Horse trainer Bill Boniface says Father Murphy is "the kind of man who is the same with the president as with the groom."

Mr. Boniface, who owns Bonita Farms in Darlington, knows Father Murphy as "sort of the farm chaplain" who likes to play the ponies but is "pretty much of a hunch player."

In some ways, he has lived his life by instinct.

At 14, Father Murphy chose the priesthood because "all of a sudden it seemed a good idea," he recalled. In his second year of seminary in New York, on a whim, he profiled St. Jerome as "the Irascible Hermit" for the Catholic World. Instead of the condemnation he expected, he earned the praise of the academic world for that article and a series on saints and church fathers that followed.

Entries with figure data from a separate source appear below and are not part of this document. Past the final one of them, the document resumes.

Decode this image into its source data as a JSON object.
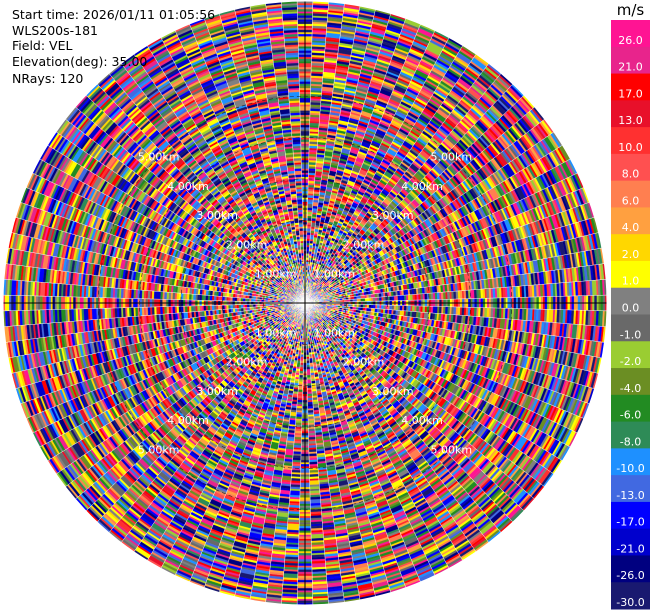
{
  "info": {
    "start_time": "Start time: 2026/01/11 01:05:56",
    "instrument": "WLS200s-181",
    "field": "Field: VEL",
    "elevation": "Elevation(deg): 35.00",
    "nrays": "NRays: 120"
  },
  "chart_data": {
    "type": "heatmap",
    "subtype": "ppi-polar",
    "field": "VEL",
    "nrays": 120,
    "elevation_deg": 35.0,
    "range_ring_labels": [
      "1.00km",
      "2.00km",
      "3.00km",
      "4.00km",
      "5.00km"
    ],
    "range_max_km": 7.3,
    "gate_spacing_km": 0.05,
    "colorbar": {
      "unit": "m/s",
      "ticks": [
        "26.0",
        "21.0",
        "17.0",
        "13.0",
        "10.0",
        "8.0",
        "6.0",
        "4.0",
        "2.0",
        "1.0",
        "0.0",
        "-1.0",
        "-2.0",
        "-4.0",
        "-6.0",
        "-8.0",
        "-10.0",
        "-13.0",
        "-17.0",
        "-21.0",
        "-26.0",
        "-30.0"
      ],
      "colors": [
        "#ff1493",
        "#e8248c",
        "#ff0000",
        "#e8102a",
        "#ff3030",
        "#ff5050",
        "#ff7f50",
        "#ffa040",
        "#ffd700",
        "#ffff00",
        "#808080",
        "#696969",
        "#9acd32",
        "#6b8e23",
        "#228b22",
        "#2e8b57",
        "#1e90ff",
        "#4169e1",
        "#0000ff",
        "#0000cd",
        "#000080",
        "#191970"
      ]
    },
    "note": "random-looking velocity field (noise) over all gates"
  }
}
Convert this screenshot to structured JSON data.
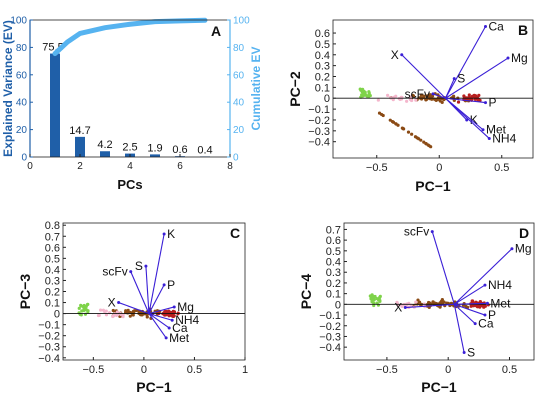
{
  "chart_data": [
    {
      "panel": "A",
      "type": "bar",
      "xlabel": "PCs",
      "ylabel": "Explained Variance (EV)",
      "y2label": "Cumulative EV",
      "xlim": [
        0,
        8
      ],
      "ylim": [
        0,
        100
      ],
      "y2lim": [
        0,
        100
      ],
      "xticks": [
        0,
        2,
        4,
        6,
        8
      ],
      "yticks": [
        0,
        20,
        40,
        60,
        80,
        100
      ],
      "y2ticks": [
        0,
        20,
        40,
        60,
        80,
        100
      ],
      "categories": [
        1,
        2,
        3,
        4,
        5,
        6,
        7
      ],
      "values": [
        75.5,
        14.7,
        4.2,
        2.5,
        1.9,
        0.6,
        0.4
      ],
      "data_labels": [
        "75.5",
        "14.7",
        "4.2",
        "2.5",
        "1.9",
        "0.6",
        "0.4"
      ],
      "cumulative": {
        "x": [
          1,
          1.5,
          2,
          3,
          4,
          5,
          6,
          7
        ],
        "y": [
          75.5,
          84,
          90.2,
          94.4,
          96.9,
          98.8,
          99.4,
          99.8
        ]
      },
      "colors": {
        "bars": "#1f5fa8",
        "axis": "#1f5fa8",
        "cumulative": "#56b3f0"
      }
    },
    {
      "panel": "B",
      "type": "scatter",
      "xlabel": "PC−1",
      "ylabel": "PC−2",
      "xlim": [
        -0.85,
        0.75
      ],
      "ylim": [
        -0.55,
        0.72
      ],
      "xticks": [
        -0.5,
        0,
        0.5
      ],
      "yticks": [
        -0.4,
        -0.3,
        -0.2,
        -0.1,
        0,
        0.1,
        0.2,
        0.3,
        0.4,
        0.5,
        0.6
      ],
      "origin": [
        0.05,
        0.0
      ],
      "vectors": [
        {
          "label": "Ca",
          "x": 0.37,
          "y": 0.66
        },
        {
          "label": "Mg",
          "x": 0.55,
          "y": 0.37
        },
        {
          "label": "X",
          "x": -0.3,
          "y": 0.4
        },
        {
          "label": "S",
          "x": 0.12,
          "y": 0.18
        },
        {
          "label": "scFv",
          "x": -0.05,
          "y": 0.04
        },
        {
          "label": "P",
          "x": 0.37,
          "y": -0.04
        },
        {
          "label": "K",
          "x": 0.22,
          "y": -0.2
        },
        {
          "label": "Met",
          "x": 0.35,
          "y": -0.29
        },
        {
          "label": "NH4",
          "x": 0.4,
          "y": -0.37
        }
      ]
    },
    {
      "panel": "C",
      "type": "scatter",
      "xlabel": "PC−1",
      "ylabel": "PC−3",
      "xlim": [
        -0.8,
        1.0
      ],
      "ylim": [
        -0.42,
        0.82
      ],
      "xticks": [
        -0.5,
        0,
        0.5,
        1
      ],
      "yticks": [
        -0.4,
        -0.3,
        -0.2,
        -0.1,
        0,
        0.1,
        0.2,
        0.3,
        0.4,
        0.5,
        0.6,
        0.7,
        0.8
      ],
      "origin": [
        0.05,
        0.0
      ],
      "vectors": [
        {
          "label": "K",
          "x": 0.2,
          "y": 0.72
        },
        {
          "label": "S",
          "x": 0.02,
          "y": 0.43
        },
        {
          "label": "scFv",
          "x": -0.13,
          "y": 0.38
        },
        {
          "label": "P",
          "x": 0.2,
          "y": 0.26
        },
        {
          "label": "X",
          "x": -0.25,
          "y": 0.1
        },
        {
          "label": "Mg",
          "x": 0.3,
          "y": 0.06
        },
        {
          "label": "NH4",
          "x": 0.28,
          "y": -0.06
        },
        {
          "label": "Ca",
          "x": 0.25,
          "y": -0.13
        },
        {
          "label": "Met",
          "x": 0.22,
          "y": -0.22
        }
      ]
    },
    {
      "panel": "D",
      "type": "scatter",
      "xlabel": "PC−1",
      "ylabel": "PC−4",
      "xlim": [
        -0.85,
        0.7
      ],
      "ylim": [
        -0.52,
        0.76
      ],
      "xticks": [
        -0.5,
        0,
        0.5
      ],
      "yticks": [
        -0.4,
        -0.3,
        -0.2,
        -0.1,
        0,
        0.1,
        0.2,
        0.3,
        0.4,
        0.5,
        0.6,
        0.7
      ],
      "origin": [
        0.05,
        0.0
      ],
      "vectors": [
        {
          "label": "scFv",
          "x": -0.13,
          "y": 0.68
        },
        {
          "label": "Mg",
          "x": 0.52,
          "y": 0.52
        },
        {
          "label": "NH4",
          "x": 0.3,
          "y": 0.18
        },
        {
          "label": "Met",
          "x": 0.32,
          "y": 0.01
        },
        {
          "label": "X",
          "x": -0.35,
          "y": -0.03
        },
        {
          "label": "P",
          "x": 0.3,
          "y": -0.1
        },
        {
          "label": "Ca",
          "x": 0.22,
          "y": -0.18
        },
        {
          "label": "S",
          "x": 0.13,
          "y": -0.45
        }
      ]
    }
  ],
  "panels": {
    "A": {
      "letter": "A",
      "xlabel": "PCs",
      "ylabel": "Explained Variance (EV)",
      "y2label": "Cumulative EV"
    },
    "B": {
      "letter": "B",
      "xlabel": "PC−1",
      "ylabel": "PC−2"
    },
    "C": {
      "letter": "C",
      "xlabel": "PC−1",
      "ylabel": "PC−3"
    },
    "D": {
      "letter": "D",
      "xlabel": "PC−1",
      "ylabel": "PC−4"
    }
  },
  "colors": {
    "vector": "#3a1fd6",
    "points_red": "#b81e1e",
    "points_brown": "#8a4a14",
    "points_green": "#7fd34a",
    "points_pink": "#f4b6cc"
  }
}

After earning master's and doctoral degrees at Catholic University, he became a chaplain at the Naval Academy.

Three years later, in 1948, he went to Rome to work with refugees and write for the Catholic News Service.

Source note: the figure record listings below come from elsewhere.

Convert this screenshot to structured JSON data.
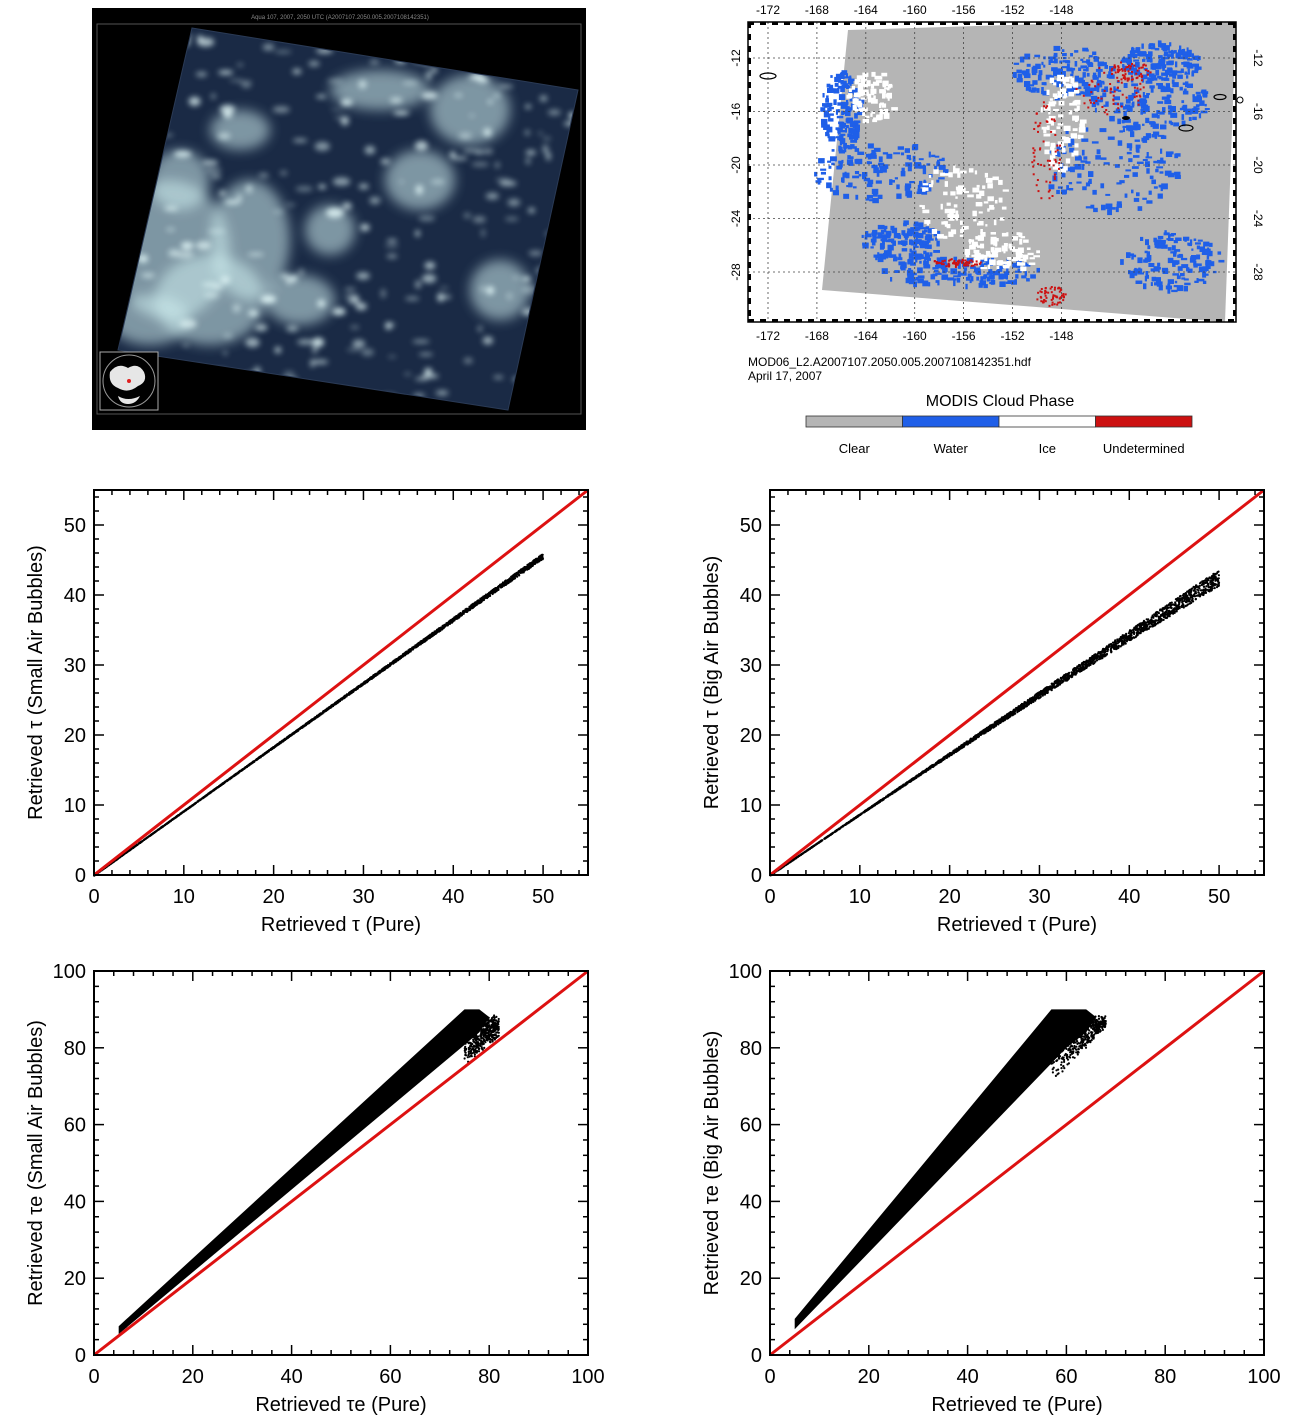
{
  "satellite_panel": {
    "header_text": "Aqua 107, 2007, 2050 UTC  (A2007107.2050.005.2007108142351)"
  },
  "map_panel": {
    "lon_ticks": [
      "-172",
      "-168",
      "-164",
      "-160",
      "-156",
      "-152",
      "-148"
    ],
    "lat_ticks": [
      "-12",
      "-16",
      "-20",
      "-24",
      "-28"
    ],
    "file_name": "MOD06_L2.A2007107.2050.005.2007108142351.hdf",
    "date": "April 17, 2007",
    "legend_title": "MODIS Cloud Phase",
    "legend": [
      {
        "label": "Clear",
        "color": "#b5b5b5"
      },
      {
        "label": "Water",
        "color": "#1f5fe8"
      },
      {
        "label": "Ice",
        "color": "#ffffff"
      },
      {
        "label": "Undetermined",
        "color": "#cc1111"
      }
    ]
  },
  "chart_data": [
    {
      "type": "scatter",
      "xlabel": "Retrieved τ (Pure)",
      "ylabel": "Retrieved τ (Small Air Bubbles)",
      "xlim": [
        0,
        55
      ],
      "ylim": [
        0,
        55
      ],
      "xticks": [
        0,
        10,
        20,
        30,
        40,
        50
      ],
      "yticks": [
        0,
        10,
        20,
        30,
        40,
        50
      ],
      "reference_line": {
        "name": "1:1",
        "color": "#dd1111"
      },
      "series": [
        {
          "slope": 0.92,
          "x_range": [
            0,
            50
          ],
          "spread": [
            0,
            0.6
          ]
        }
      ]
    },
    {
      "type": "scatter",
      "xlabel": "Retrieved τ (Pure)",
      "ylabel": "Retrieved τ (Big Air Bubbles)",
      "xlim": [
        0,
        55
      ],
      "ylim": [
        0,
        55
      ],
      "xticks": [
        0,
        10,
        20,
        30,
        40,
        50
      ],
      "yticks": [
        0,
        10,
        20,
        30,
        40,
        50
      ],
      "reference_line": {
        "name": "1:1",
        "color": "#dd1111"
      },
      "series": [
        {
          "slope": 0.875,
          "x_range": [
            0,
            50
          ],
          "spread": [
            0,
            2.2
          ]
        }
      ]
    },
    {
      "type": "scatter",
      "xlabel": "Retrieved τe (Pure)",
      "ylabel": "Retrieved τe (Small Air Bubbles)",
      "xlim": [
        0,
        100
      ],
      "ylim": [
        0,
        100
      ],
      "xticks": [
        0,
        20,
        40,
        60,
        80,
        100
      ],
      "yticks": [
        0,
        20,
        40,
        60,
        80,
        100
      ],
      "reference_line": {
        "name": "1:1",
        "color": "#dd1111"
      },
      "series": [
        {
          "lower_slope": 1.05,
          "upper_slope": 1.2,
          "x_range": [
            5,
            82
          ],
          "y_max": 90
        }
      ]
    },
    {
      "type": "scatter",
      "xlabel": "Retrieved τe (Pure)",
      "ylabel": "Retrieved τe (Big Air Bubbles)",
      "xlim": [
        0,
        100
      ],
      "ylim": [
        0,
        100
      ],
      "xticks": [
        0,
        20,
        40,
        60,
        80,
        100
      ],
      "yticks": [
        0,
        20,
        40,
        60,
        80,
        100
      ],
      "reference_line": {
        "name": "1:1",
        "color": "#dd1111"
      },
      "series": [
        {
          "lower_slope": 1.3,
          "upper_slope": 1.58,
          "x_range": [
            5,
            68
          ],
          "y_max": 90
        }
      ]
    }
  ]
}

In 1951, he won a Bronze Star as a military chaplain in the Korean War, then served in Berlin and Paris before returning to a parish in the Bronx in 1958.

A year later, Father Murphy went to Rome to teach moral theology of the early church at the Academia Alfonsiana.

Soon after that, he invented the mysterious Xavier Rynne.

He later became rector of Holy Redeemer College in Washington, D.C.

He was a Woodrow Wilson scholar to Princeton and Johns Hopkins universities and taught at numerous colleges as a visiting professor.